Spyro: Enter the Dragonfly - opis gry
Spyro: Enter the Dragonfly to trójwymiarowa platformówka wyprodukowana przez Check Six Games i Equinoxe - studia, które przejęły pieczę nad serią Spyro po Insomniac. Enter the Dragonfly to czwarta jej odsłona. Gra ukazała się na PlayStation 2 i GameCube’a.
Akcja toczy się niedługo po wydarzeniach przedstawionych w Spyro: Year of the Dragon. Rolę głównego złego znów bierze tu na siebie Ripto, który postanawia pojmać ważki mające być strażnikami małych smoków. Te rozmieszcza w różnych miejscach świata, a zadaniem Spyro i jego towarzysza, Sparxa (też ważki), jest odnaleźć je wszystkie.

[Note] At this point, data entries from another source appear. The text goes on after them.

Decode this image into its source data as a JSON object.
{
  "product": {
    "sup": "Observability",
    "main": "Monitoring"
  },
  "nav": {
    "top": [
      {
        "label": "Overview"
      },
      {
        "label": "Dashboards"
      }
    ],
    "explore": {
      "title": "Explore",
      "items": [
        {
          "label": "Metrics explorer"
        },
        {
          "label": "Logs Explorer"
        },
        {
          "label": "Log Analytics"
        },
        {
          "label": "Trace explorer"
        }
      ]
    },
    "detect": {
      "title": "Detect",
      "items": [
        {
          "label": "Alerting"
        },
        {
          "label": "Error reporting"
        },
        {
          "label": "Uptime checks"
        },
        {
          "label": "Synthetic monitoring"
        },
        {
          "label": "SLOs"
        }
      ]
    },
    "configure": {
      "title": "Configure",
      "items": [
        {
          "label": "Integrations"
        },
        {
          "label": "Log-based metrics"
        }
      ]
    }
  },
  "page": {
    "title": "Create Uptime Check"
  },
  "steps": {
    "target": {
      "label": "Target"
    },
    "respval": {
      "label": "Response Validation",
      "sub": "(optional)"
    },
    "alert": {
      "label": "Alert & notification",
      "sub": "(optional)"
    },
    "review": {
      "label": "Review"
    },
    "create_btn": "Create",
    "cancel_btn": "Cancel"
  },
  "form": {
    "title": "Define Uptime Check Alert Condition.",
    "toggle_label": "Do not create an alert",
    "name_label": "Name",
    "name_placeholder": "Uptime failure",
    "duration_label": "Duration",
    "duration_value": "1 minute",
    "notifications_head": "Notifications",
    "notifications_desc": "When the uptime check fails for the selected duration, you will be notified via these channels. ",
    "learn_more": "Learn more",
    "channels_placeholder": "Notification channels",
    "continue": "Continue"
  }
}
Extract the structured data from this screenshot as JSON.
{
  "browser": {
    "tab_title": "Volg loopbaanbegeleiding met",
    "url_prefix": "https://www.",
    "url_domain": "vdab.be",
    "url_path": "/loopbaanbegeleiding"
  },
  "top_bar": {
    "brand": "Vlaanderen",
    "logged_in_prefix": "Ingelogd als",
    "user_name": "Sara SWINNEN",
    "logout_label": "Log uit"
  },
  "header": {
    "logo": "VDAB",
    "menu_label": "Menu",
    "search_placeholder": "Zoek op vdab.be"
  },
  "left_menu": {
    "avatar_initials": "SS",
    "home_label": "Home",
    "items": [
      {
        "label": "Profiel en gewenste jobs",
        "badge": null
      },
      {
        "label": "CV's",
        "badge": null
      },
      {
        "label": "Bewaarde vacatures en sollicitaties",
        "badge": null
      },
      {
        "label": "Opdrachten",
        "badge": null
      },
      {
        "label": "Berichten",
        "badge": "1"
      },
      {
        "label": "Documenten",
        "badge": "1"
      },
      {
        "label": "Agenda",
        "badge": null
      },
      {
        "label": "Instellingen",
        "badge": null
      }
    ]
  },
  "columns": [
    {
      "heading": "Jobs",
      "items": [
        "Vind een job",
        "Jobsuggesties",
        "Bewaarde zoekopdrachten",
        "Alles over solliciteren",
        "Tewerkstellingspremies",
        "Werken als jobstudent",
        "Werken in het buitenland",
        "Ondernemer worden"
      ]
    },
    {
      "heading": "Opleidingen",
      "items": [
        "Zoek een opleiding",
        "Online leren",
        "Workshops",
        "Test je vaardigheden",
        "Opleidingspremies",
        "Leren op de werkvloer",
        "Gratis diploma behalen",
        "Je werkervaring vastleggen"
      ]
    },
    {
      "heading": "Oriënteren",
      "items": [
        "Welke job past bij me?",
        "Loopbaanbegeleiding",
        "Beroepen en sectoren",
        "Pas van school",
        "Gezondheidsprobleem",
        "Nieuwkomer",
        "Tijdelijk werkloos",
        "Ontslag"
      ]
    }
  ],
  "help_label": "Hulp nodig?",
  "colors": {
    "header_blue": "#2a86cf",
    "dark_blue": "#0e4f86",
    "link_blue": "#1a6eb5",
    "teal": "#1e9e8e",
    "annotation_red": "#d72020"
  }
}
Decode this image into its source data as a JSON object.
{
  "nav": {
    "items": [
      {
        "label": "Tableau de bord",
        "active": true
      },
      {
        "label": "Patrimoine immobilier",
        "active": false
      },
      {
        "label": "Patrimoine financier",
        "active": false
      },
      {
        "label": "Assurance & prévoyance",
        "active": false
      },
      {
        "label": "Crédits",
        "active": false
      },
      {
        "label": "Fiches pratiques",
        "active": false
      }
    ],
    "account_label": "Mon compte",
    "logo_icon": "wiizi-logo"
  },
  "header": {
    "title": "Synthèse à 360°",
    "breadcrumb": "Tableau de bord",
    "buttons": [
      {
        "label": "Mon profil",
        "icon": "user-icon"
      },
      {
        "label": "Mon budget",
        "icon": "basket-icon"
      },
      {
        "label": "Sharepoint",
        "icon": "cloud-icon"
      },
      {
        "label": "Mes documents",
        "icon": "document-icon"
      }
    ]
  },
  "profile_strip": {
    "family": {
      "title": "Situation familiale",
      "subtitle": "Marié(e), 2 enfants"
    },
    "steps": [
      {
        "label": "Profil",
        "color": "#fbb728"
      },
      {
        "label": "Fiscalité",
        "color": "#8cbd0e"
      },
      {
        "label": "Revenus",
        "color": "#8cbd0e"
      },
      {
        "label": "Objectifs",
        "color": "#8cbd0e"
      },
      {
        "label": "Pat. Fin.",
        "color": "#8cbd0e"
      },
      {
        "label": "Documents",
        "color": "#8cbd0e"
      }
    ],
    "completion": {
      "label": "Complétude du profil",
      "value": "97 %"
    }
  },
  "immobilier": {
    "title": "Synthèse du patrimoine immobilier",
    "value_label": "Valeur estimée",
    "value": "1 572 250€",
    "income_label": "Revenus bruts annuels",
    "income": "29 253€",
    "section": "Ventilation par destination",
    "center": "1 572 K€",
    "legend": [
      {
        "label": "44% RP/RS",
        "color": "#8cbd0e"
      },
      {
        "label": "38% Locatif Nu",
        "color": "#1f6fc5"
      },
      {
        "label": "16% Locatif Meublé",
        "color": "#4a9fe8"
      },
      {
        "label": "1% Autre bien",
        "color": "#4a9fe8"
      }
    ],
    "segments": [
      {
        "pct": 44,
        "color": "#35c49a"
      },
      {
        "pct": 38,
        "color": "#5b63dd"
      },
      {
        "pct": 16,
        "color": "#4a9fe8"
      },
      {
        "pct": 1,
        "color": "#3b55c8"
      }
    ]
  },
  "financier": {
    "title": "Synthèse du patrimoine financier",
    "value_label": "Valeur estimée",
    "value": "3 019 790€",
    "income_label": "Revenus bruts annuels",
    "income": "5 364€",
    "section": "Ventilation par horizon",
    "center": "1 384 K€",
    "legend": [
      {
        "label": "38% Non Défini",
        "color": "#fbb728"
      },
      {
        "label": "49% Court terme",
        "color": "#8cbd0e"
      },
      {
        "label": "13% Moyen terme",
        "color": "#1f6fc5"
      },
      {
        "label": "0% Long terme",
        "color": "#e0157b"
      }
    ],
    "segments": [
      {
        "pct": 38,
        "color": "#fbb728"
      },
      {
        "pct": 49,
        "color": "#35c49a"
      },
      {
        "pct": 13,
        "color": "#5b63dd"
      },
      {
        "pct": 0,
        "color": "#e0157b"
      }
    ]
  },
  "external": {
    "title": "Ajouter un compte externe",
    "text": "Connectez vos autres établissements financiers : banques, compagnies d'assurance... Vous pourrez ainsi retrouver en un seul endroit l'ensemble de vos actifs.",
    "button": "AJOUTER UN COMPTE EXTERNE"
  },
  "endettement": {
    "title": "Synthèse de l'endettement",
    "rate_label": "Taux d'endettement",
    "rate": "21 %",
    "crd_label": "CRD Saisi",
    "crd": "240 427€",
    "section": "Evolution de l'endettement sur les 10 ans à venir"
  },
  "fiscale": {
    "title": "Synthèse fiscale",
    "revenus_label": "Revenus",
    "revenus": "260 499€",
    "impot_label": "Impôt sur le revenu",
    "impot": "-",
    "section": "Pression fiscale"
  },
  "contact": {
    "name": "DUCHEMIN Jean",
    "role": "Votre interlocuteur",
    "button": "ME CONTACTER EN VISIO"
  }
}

W kwestii rozgrywki niewiele sprawa uległo zmianie. Spyro wraz ze swoim druhem podróżuje po różnych trójwymiarowych światach. Może to być tropikalna wyspa, japońskie dojo, lodowe pustkowia, farma i kilka innych miejsc. Zestaw umiejętności fioletowego smoka nie różni się wiele od tych, które miał do dyspozycji w poprzedniej części, ale mimo to doszło kilka znaczących nowości urozmaicających rozgrywkę. Przede wszystkim nowa jest zdolność wspinania się po ścianach i różne rodzaje smoczych oddechów. Spyro potrafi teraz zionąć nie tylko ogniem, a po zdobyciu stosownej ilości run jego możliwości jeszcze się poszerzają - ciska piorunami, wypuszcza bąbelki (może dzięki nim łapać uprowadzone ważki), zamraża przeciwników tudzież osłania się własnymi skrzydłami.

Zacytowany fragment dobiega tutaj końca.